Mieser Trick: Unprofessionell aufrüsten

Der „Techniker“ sollte einen Studenten-PC aufrüsten. Er verbaute diverse Gebraucht-Teile, unter anderem nicht zusammenpassende Speicherchips.

Aus meiner Sicht hatte er dabei schlicht seinen Elektro-Schrott gewinnbringend entsorgt.

Die eingebaute Speichermenge ließ sich im 32-Bit System nicht nutzen und war überdies unnötig, da der PC nur zu Schreibzwecken genutzt wurde. Eine zweite Festplatte war als „Datenplatte“ eingebaut worden, wurde aber nicht genutzt und war mit Heißkleber befestigt. Die Kosten für die Aktion lagen nach Aussage des Nutzers bei mehreren hundert Euro. Die danach häufigen Abstürze erklärte der Techniker mit Falschbenutzung durch den Anwender und bot „Schulungen“ an. Irgendwann brannte das Gerät durch.
Nach Kauf eines normal eingerichteten Kaufhaus-Computers hatte der Anwender keine derartigen Probleme mehr.

Tipp: Anwender, die ihre Daten regelmäßig auf externe Datenträger sichern, können mit Gebraucht-Computern viel Geld sparen. Wer Gebrauchtgeräte nutzt, sollte nur gelegentlich Prüftools einsetzen, um die Festplatte zu testen, da HDDs Verschleißteile sind. Und die Datensicherung sollte, wie gesagt, besonders wichtig genommen werden.
Die meisten Festplatten-Hersteller bieten eigene Prüftools an; HDDScan und HDD Health fand ich persönlich ganz in Ordnung. Sie sollten aber versuchen, den Hersteller der Festplatte und den Festplattentyp schon beim Kauf zu beachten und sich – idealerweise – das vom Hersteller empfohlene Tool besorgen.

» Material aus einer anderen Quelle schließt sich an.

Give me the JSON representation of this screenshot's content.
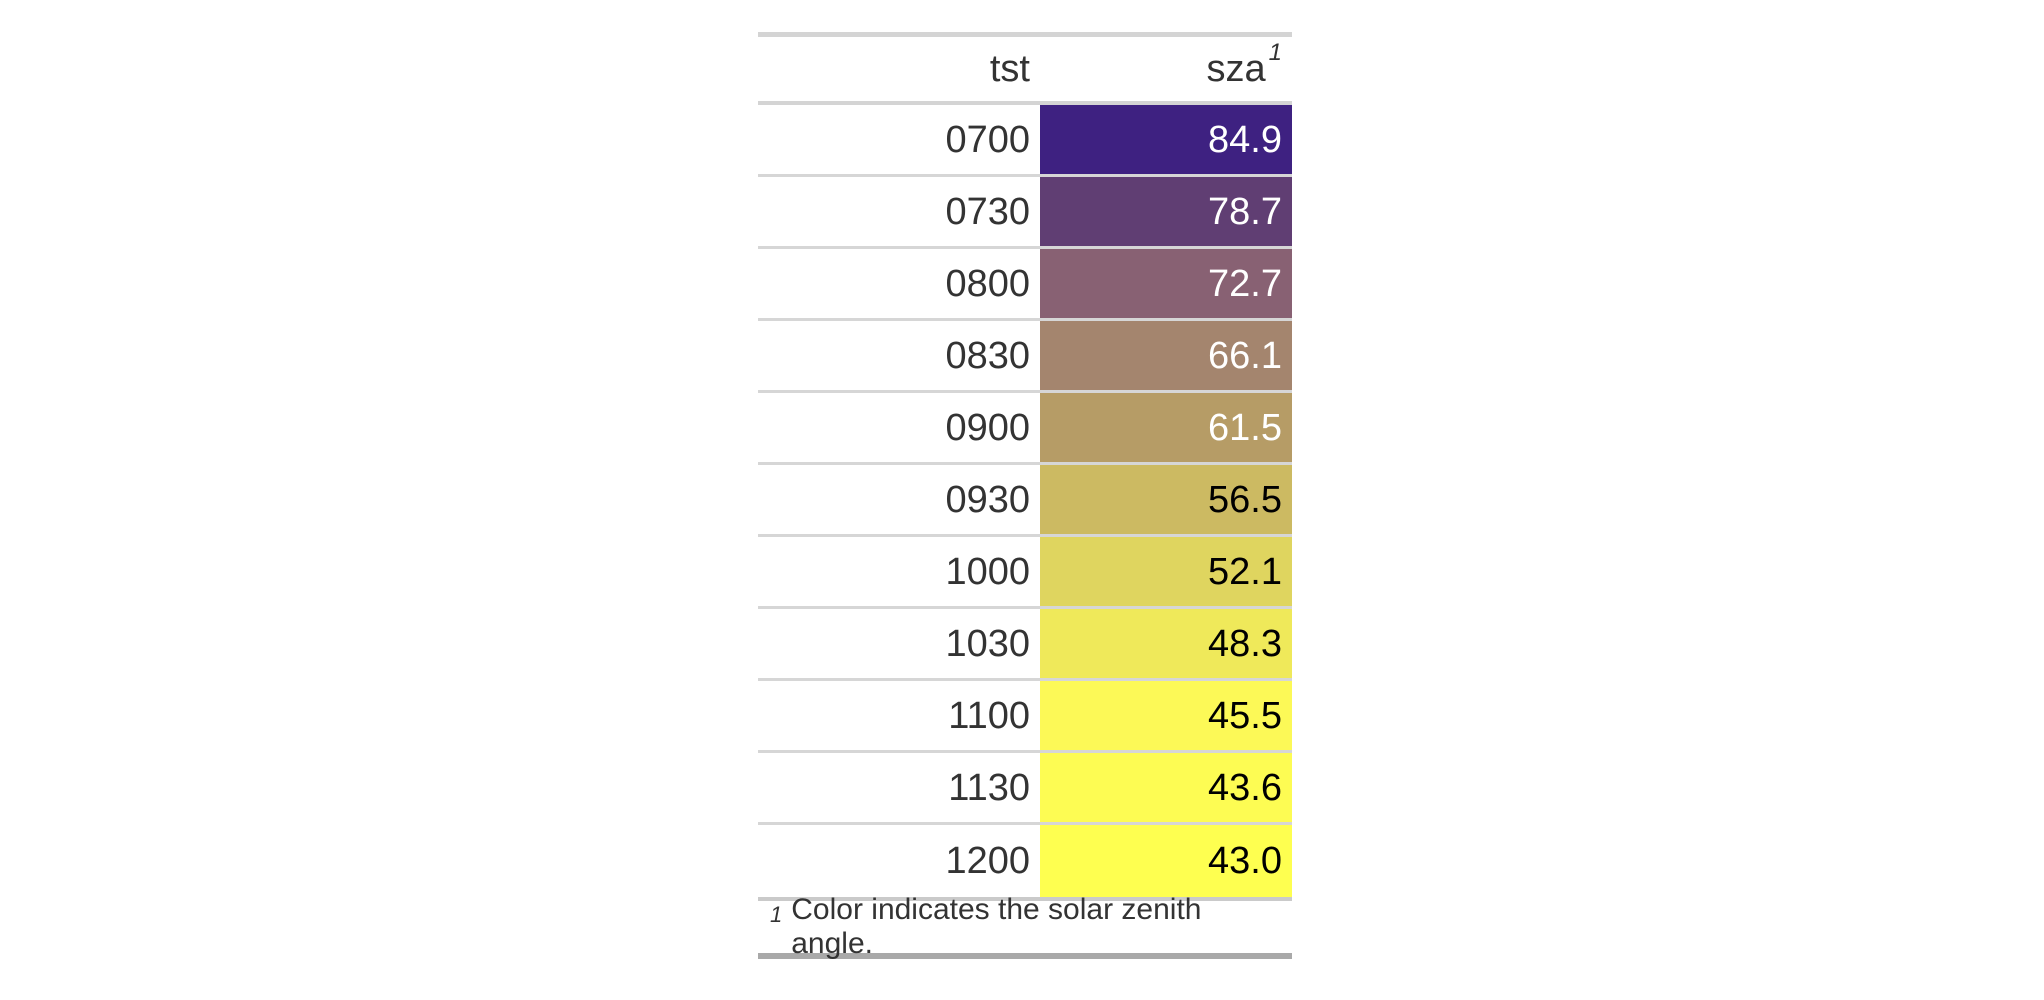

Ein Wort noch zur Aufrüstung: Speicherriegel nachstecken, eine stärkere Grafikkarte einsetzen und eine SATA- durch eine SSD-Festplatte einsetzen: das sind Aufrüstungs-Maßnahmen, die Sinn haben. In der Praxis kauft man am besten Platine (Motherboard), CPU (Prozessor) und RAM (Arbeitsspeicher) in der vom Fachhändler empfohlenen Konfiguration zusammen. Passen die Komponenten nicht, bremst man das System nur aus – oder erzeugt unvorhersehbare Systemfehler.